Year: 2014  Vol. 18   Num. 1  - Jan/Mar - (10º)
DOI: 10.1055/s-0033-1358579
Section: Original Article
Newborn Hearing Screening in Neonates Exposed to Psychoactive Drugs
Bruna Salazar Castro da Rocha, Márcia Salgado Machado, Cláudia Fernandes Costa Zanini, Tatiana de Carvalho Paniz, Isabela Hoffmeister Menegotto
Key words:
newborn screening - psychotropic drugs - hearing

Introduction: In pregnancy, the mother and fetus share body structures based on the maternal organism. Exposure to psychoactive drugs in this period may have repercussions on the baby's hearing. Therefore, it is necessary to investigate this association.

Aim: Analyze the results of newborn hearing screening (NHS), the occurrence of associated risk factors, and the incidence of hearing loss in newborn exposed to psychoactive drugs during pregnancy.

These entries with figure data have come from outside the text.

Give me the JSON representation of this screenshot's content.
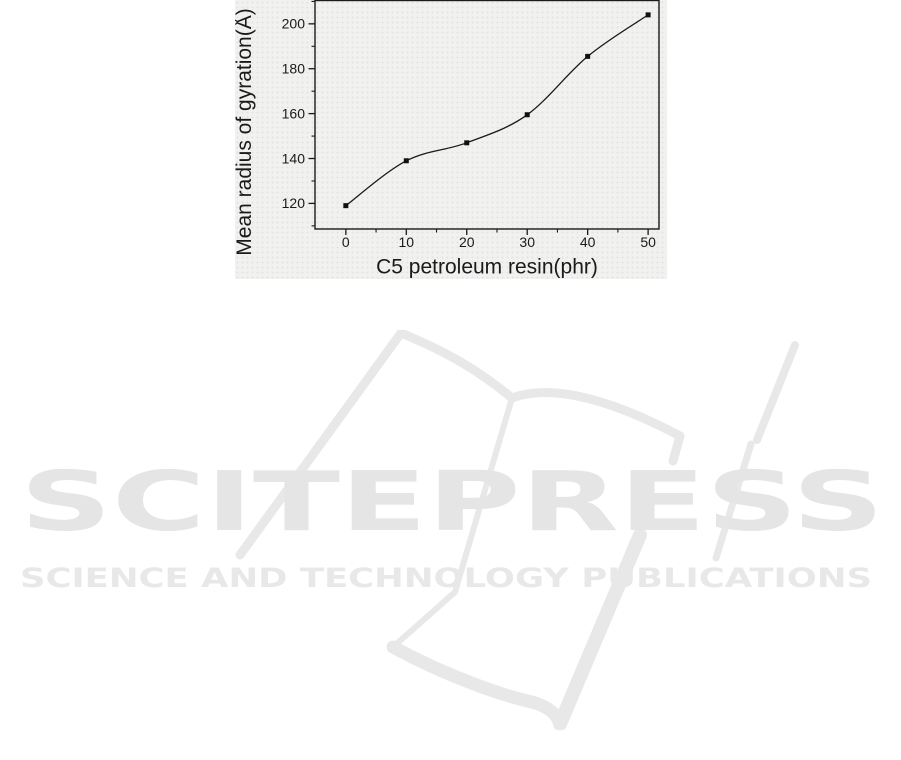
{
  "page": {
    "background": "#ffffff"
  },
  "chart_data": {
    "type": "line",
    "x": [
      0,
      10,
      20,
      30,
      40,
      50
    ],
    "y": [
      119,
      139,
      147,
      159.5,
      185.5,
      204
    ],
    "title": "",
    "xlabel": "C5 petroleum resin(phr)",
    "ylabel": "Mean radius of gyration(Å)",
    "xlim": [
      -5.1,
      51.8
    ],
    "ylim": [
      108.6,
      210.4
    ],
    "x_major_ticks": [
      0,
      10,
      20,
      30,
      40,
      50
    ],
    "x_minor_ticks": [
      5,
      15,
      25,
      35,
      45
    ],
    "y_major_ticks": [
      120,
      140,
      160,
      180,
      200
    ],
    "y_minor_ticks": [
      110,
      130,
      150,
      170,
      190,
      210
    ],
    "grid": false,
    "legend": "none",
    "curve": "smooth",
    "marker": "filled-square",
    "marker_size": 5,
    "line_color": "#1a1a1a",
    "marker_color": "#111111",
    "axis_color": "#1a1a1a",
    "text_color": "#1a1a1a",
    "plot_bg": "#f1f1ef"
  },
  "watermark": {
    "brand": "SCITEPRESS",
    "tagline": "SCIENCE AND TECHNOLOGY PUBLICATIONS",
    "color": "#e6e6e6"
  }
}
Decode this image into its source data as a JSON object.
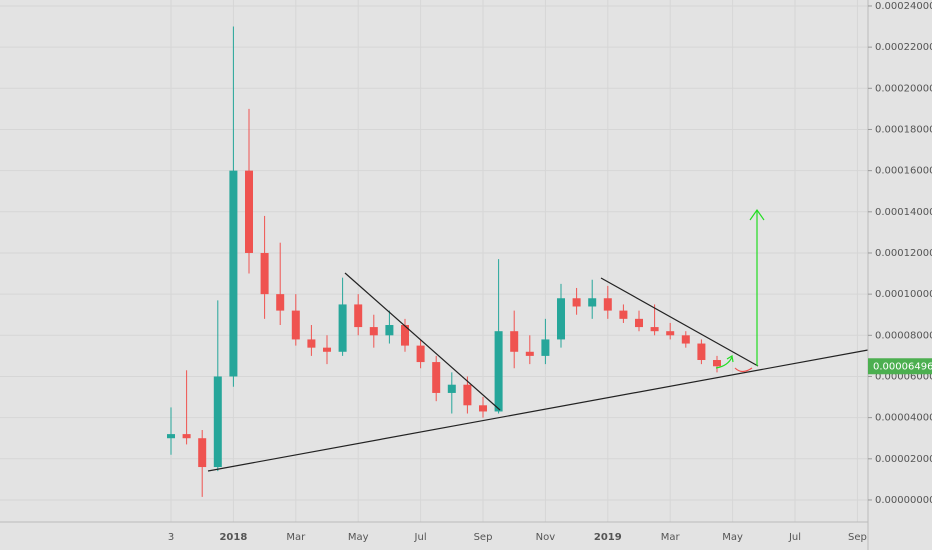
{
  "chart_data": {
    "type": "candlestick",
    "categories": [
      "3",
      null,
      null,
      null,
      "2018",
      null,
      null,
      null,
      "Mar",
      null,
      null,
      null,
      "May",
      null,
      null,
      null,
      "Jul",
      null,
      null,
      null,
      "Sep",
      null,
      null,
      null,
      "Nov",
      null,
      null,
      null,
      "2019",
      null,
      null,
      null,
      "Mar",
      null,
      null,
      null,
      "May",
      null,
      null,
      null,
      "Jul",
      null,
      null,
      null,
      "Sep"
    ],
    "open": [
      3e-05,
      3.2e-05,
      3e-05,
      1.6e-05,
      6e-05,
      0.00016,
      0.00012,
      0.0001,
      9.2e-05,
      7.8e-05,
      7.4e-05,
      7.2e-05,
      9.5e-05,
      8.4e-05,
      8e-05,
      8.5e-05,
      7.5e-05,
      6.7e-05,
      5.2e-05,
      5.6e-05,
      4.6e-05,
      4.3e-05,
      8.2e-05,
      7.2e-05,
      7e-05,
      7.8e-05,
      9.8e-05,
      9.4e-05,
      9.8e-05,
      9.2e-05,
      8.8e-05,
      8.4e-05,
      8.2e-05,
      8e-05,
      7.6e-05,
      6.8e-05,
      null,
      null,
      null,
      null,
      null,
      null,
      null,
      null,
      null
    ],
    "high": [
      4.5e-05,
      6.3e-05,
      3.4e-05,
      9.7e-05,
      0.00023,
      0.00019,
      0.000138,
      0.000125,
      0.0001,
      8.5e-05,
      8e-05,
      0.000108,
      0.0001,
      9e-05,
      9.2e-05,
      8.8e-05,
      7.8e-05,
      7e-05,
      6.2e-05,
      6e-05,
      5e-05,
      0.000117,
      9.2e-05,
      8e-05,
      8.8e-05,
      0.000105,
      0.000103,
      0.000107,
      0.000104,
      9.5e-05,
      9.2e-05,
      9.5e-05,
      8.6e-05,
      8.2e-05,
      7.8e-05,
      7e-05,
      null,
      null,
      null,
      null,
      null,
      null,
      null,
      null,
      null
    ],
    "low": [
      2.2e-05,
      2.7e-05,
      1.5e-06,
      1.4e-05,
      5.5e-05,
      0.00011,
      8.8e-05,
      8.5e-05,
      7.5e-05,
      7e-05,
      6.6e-05,
      7e-05,
      8e-05,
      7.4e-05,
      7.6e-05,
      7.2e-05,
      6.4e-05,
      4.8e-05,
      4.2e-05,
      4.2e-05,
      4e-05,
      4.2e-05,
      6.4e-05,
      6.6e-05,
      6.6e-05,
      7.4e-05,
      9e-05,
      8.8e-05,
      8.8e-05,
      8.6e-05,
      8.2e-05,
      8e-05,
      7.8e-05,
      7.4e-05,
      6.6e-05,
      6.2e-05,
      null,
      null,
      null,
      null,
      null,
      null,
      null,
      null,
      null
    ],
    "close": [
      3.2e-05,
      3e-05,
      1.6e-05,
      6e-05,
      0.00016,
      0.00012,
      0.0001,
      9.2e-05,
      7.8e-05,
      7.4e-05,
      7.2e-05,
      9.5e-05,
      8.4e-05,
      8e-05,
      8.5e-05,
      7.5e-05,
      6.7e-05,
      5.2e-05,
      5.6e-05,
      4.6e-05,
      4.3e-05,
      8.2e-05,
      7.2e-05,
      7e-05,
      7.8e-05,
      9.8e-05,
      9.4e-05,
      9.8e-05,
      9.2e-05,
      8.8e-05,
      8.4e-05,
      8.2e-05,
      8e-05,
      7.6e-05,
      6.8e-05,
      6.496e-05,
      null,
      null,
      null,
      null,
      null,
      null,
      null,
      null,
      null
    ],
    "up_color": "#26a69a",
    "down_color": "#ef5350",
    "ylim": [
      -1.07e-05,
      0.0002429
    ],
    "yticks": [
      {
        "value": 0,
        "label": "0.00000000"
      },
      {
        "value": 2e-05,
        "label": "0.00002000"
      },
      {
        "value": 4e-05,
        "label": "0.00004000"
      },
      {
        "value": 6e-05,
        "label": "0.00006000"
      },
      {
        "value": 8e-05,
        "label": "0.00008000"
      },
      {
        "value": 0.0001,
        "label": "0.00010000"
      },
      {
        "value": 0.00012,
        "label": "0.00012000"
      },
      {
        "value": 0.00014,
        "label": "0.00014000"
      },
      {
        "value": 0.00016,
        "label": "0.00016000"
      },
      {
        "value": 0.00018,
        "label": "0.00018000"
      },
      {
        "value": 0.0002,
        "label": "0.00020000"
      },
      {
        "value": 0.00022,
        "label": "0.00022000"
      },
      {
        "value": 0.00024,
        "label": "0.00024000"
      }
    ],
    "last_price": 6.496e-05,
    "last_price_color": "#4caf50",
    "grid": true
  }
}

Methods: This is an observational retrospective study done from a database analysis. From this database, records were selected about the use of psychoactive drugs by mothers during pregnancy, then the neonates were divide into two groups: the study group (146 babies exposed to drugs) and the control group (500 babies not exposed to drugs). The NHS failure rate, the presence of risk factors for hearing loss, and need for audiological diagnosis were analyzed in both groups. From these variables, absolute frequency and prevalence rates were calculated and the results compared between groups.

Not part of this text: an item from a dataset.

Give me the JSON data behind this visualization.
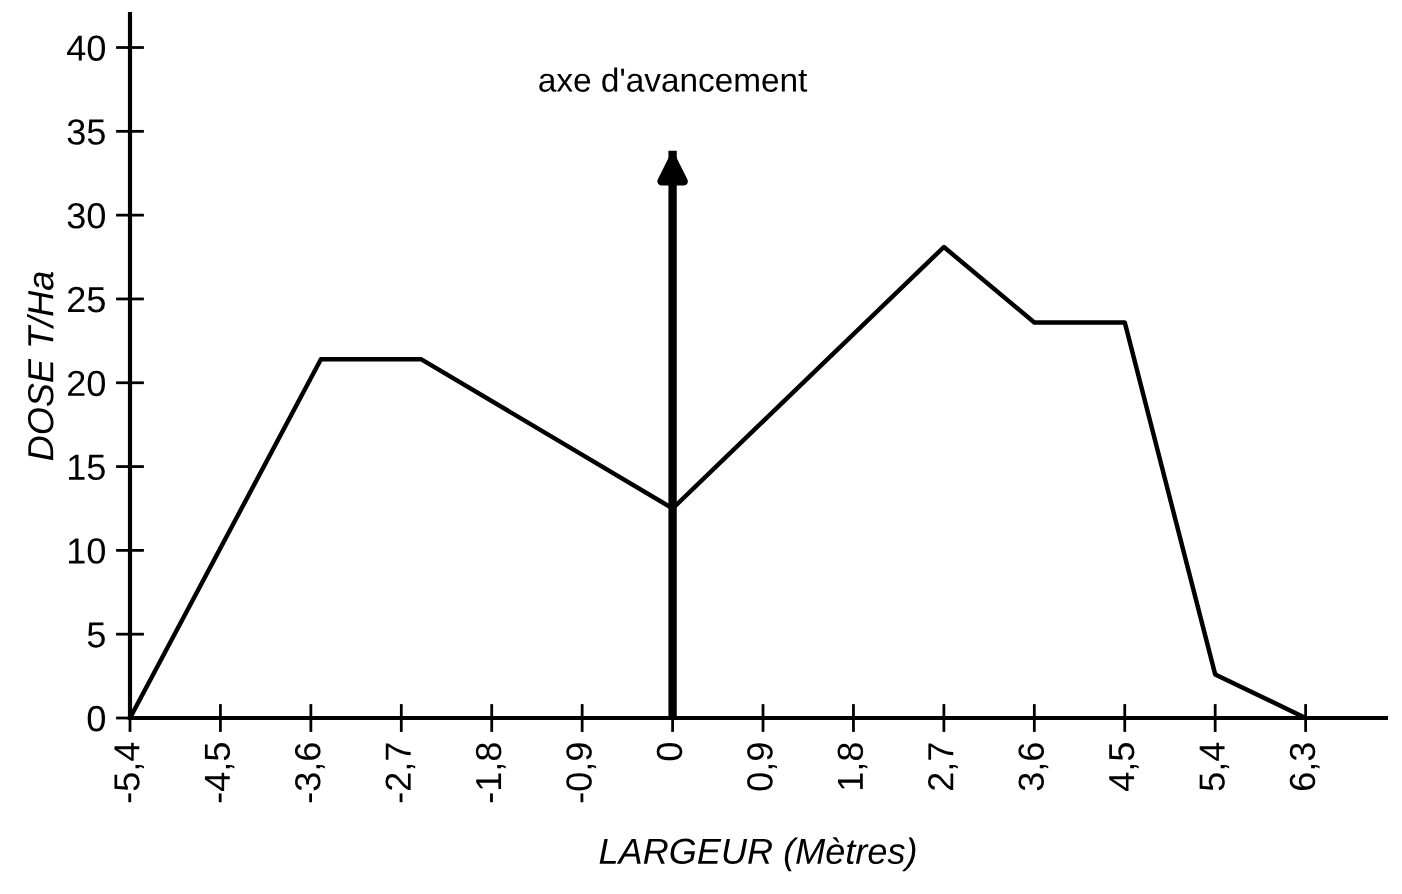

Results: There was no statistically significant difference in the comparison of NHS failure rates between the groups (p = 0.267). The occurrence of risk factors for hearing loss was greater in babies exposed to drugs (p < 0.0001). There was only one diagnosis of hearing loss, which occurred in the control group (p = 0.667).

Conclusion: The use of psychoactive drugs by mothers during pregnancy did not affect the NHS failure rate of this sample. However, the occurrence of significant risk factors in the study group showed a possible sensitivity of babies exposed to psychoactive drugs during pregnancy.